16.1.1.18. privacyIDEA Server endpoints

The privacyIDEA-server REST API manages definitions of remote privacyIDEA servers. These definitions are referenced by the Remote token type to forward authentication requests, and by the Federation Handler Module event handler to chain privacyIDEA instances. See privacyIDEA server configuration for the conceptual chapter.

All endpoints require admin authentication. Read access is gated by the admin policy action privacyideaserver_read; create, update, delete and the test request are gated by privacyideaserver_write.

POST /privacyideaserver/(identifier)

Create or update a privacyIDEA server definition. If a definition with the given identifier already exists it is updated; otherwise it is created. Spaces in identifier are replaced with underscores.

Requires admin authentication and the policy action privacyideaserver_write.

Parameters:

  • identifier – path component, the unique name of the definition.

JSON Parameters:

  • url – URL of the remote privacyIDEA server (required).

  • tls1 (default) to verify the TLS certificate of the remote server, 0 to skip verification.

  • description – free-form description.

Status Codes:
GET /privacyideaserver/

Return all privacyIDEA server definitions known to this server.

The result is a dictionary keyed by identifier; each value contains id, url, tls and description.

Requires admin authentication and the policy action privacyideaserver_read.

Status Codes:

  • 200 OK – dict of definitions in result.value.

DELETE /privacyideaserver/(identifier)

Delete the privacyIDEA server definition with the given identifier.

Requires admin authentication and the policy action privacyideaserver_write.

Parameters:

  • identifier – path component, the name of the definition.

Status Codes:

  • 200 OKTrue if a definition was deleted, False otherwise.

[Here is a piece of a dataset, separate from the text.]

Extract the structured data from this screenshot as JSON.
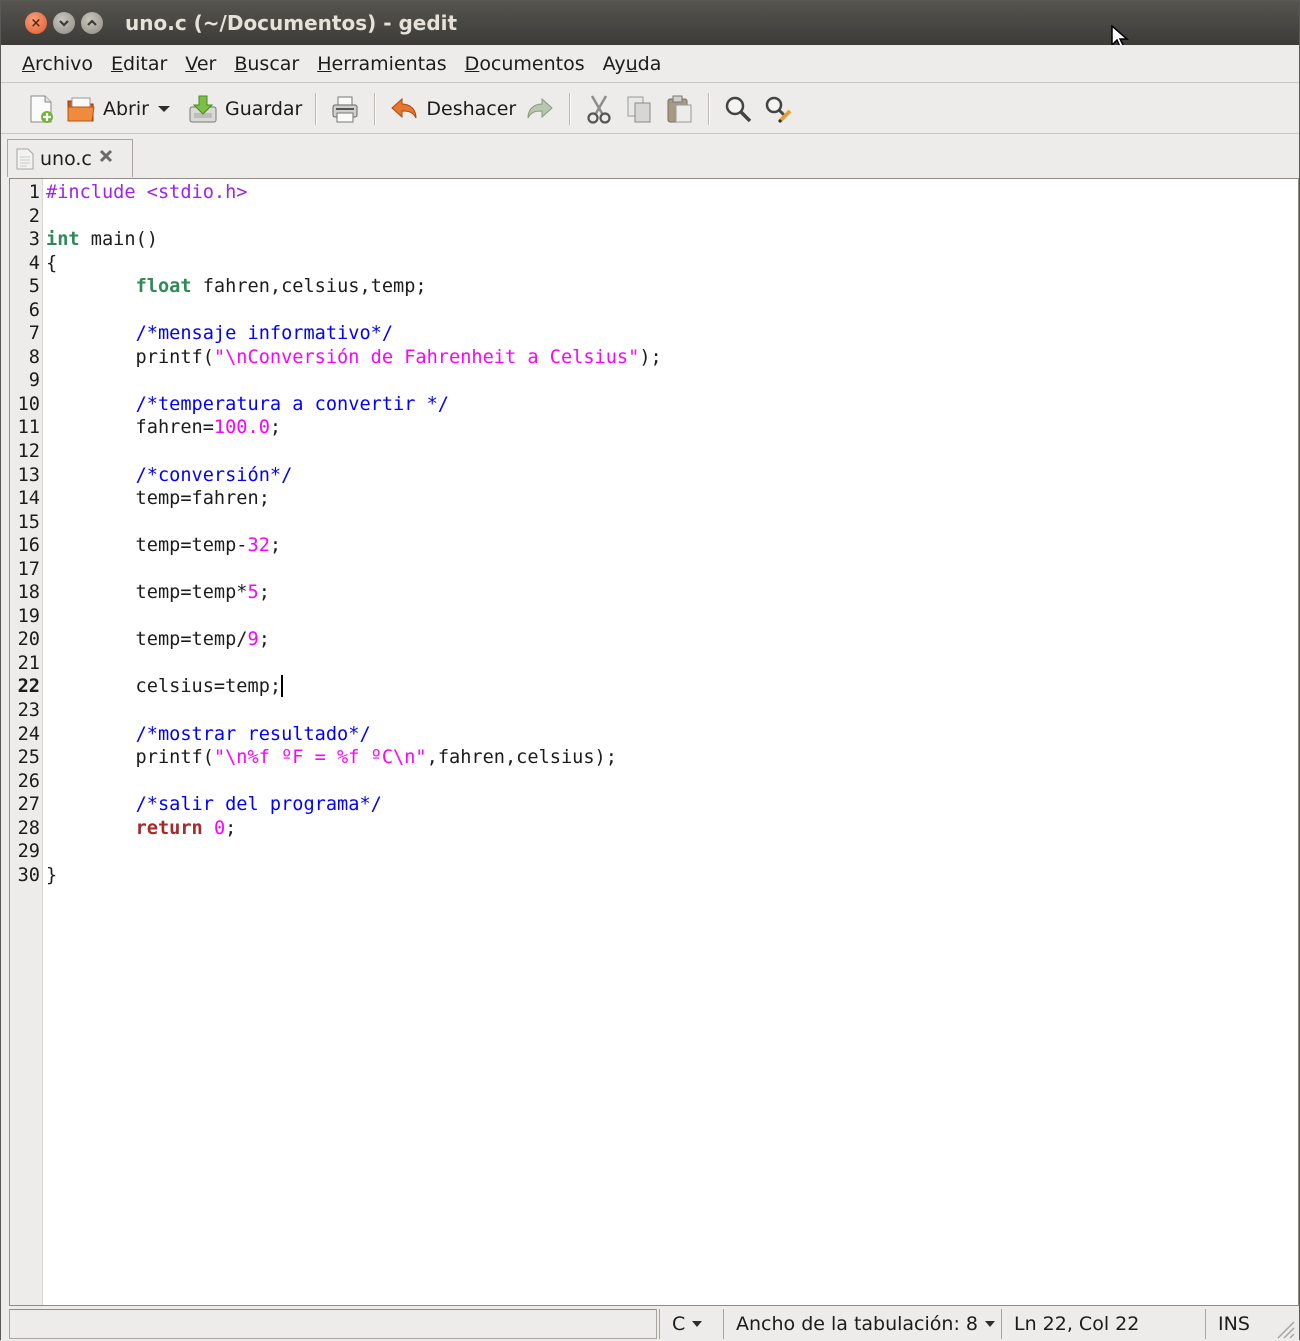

POST /privacyideaserver/test_request

Test a privacyIDEA server definition by sending an authentication request to it. The handler issues POST /validate/check against the supplied url using the given username and password, with TLS verification controlled by tls. The definition does not need to be saved first — all parameters are taken from the request body.

Requires admin authentication and the policy action privacyideaserver_write.

JSON Parameters:

  • identifier – identifier under which the definition would be saved (used for logging/audit only).

  • url – URL of the remote privacyIDEA server (required).

  • tls1 (default) to verify the TLS certificate of the remote server, 0 to skip verification.

  • username – user name to test (required).

  • password – password / OTP to test (required).

Status Codes:

  • 200 OKTrue if the remote server accepted the credentials, False otherwise.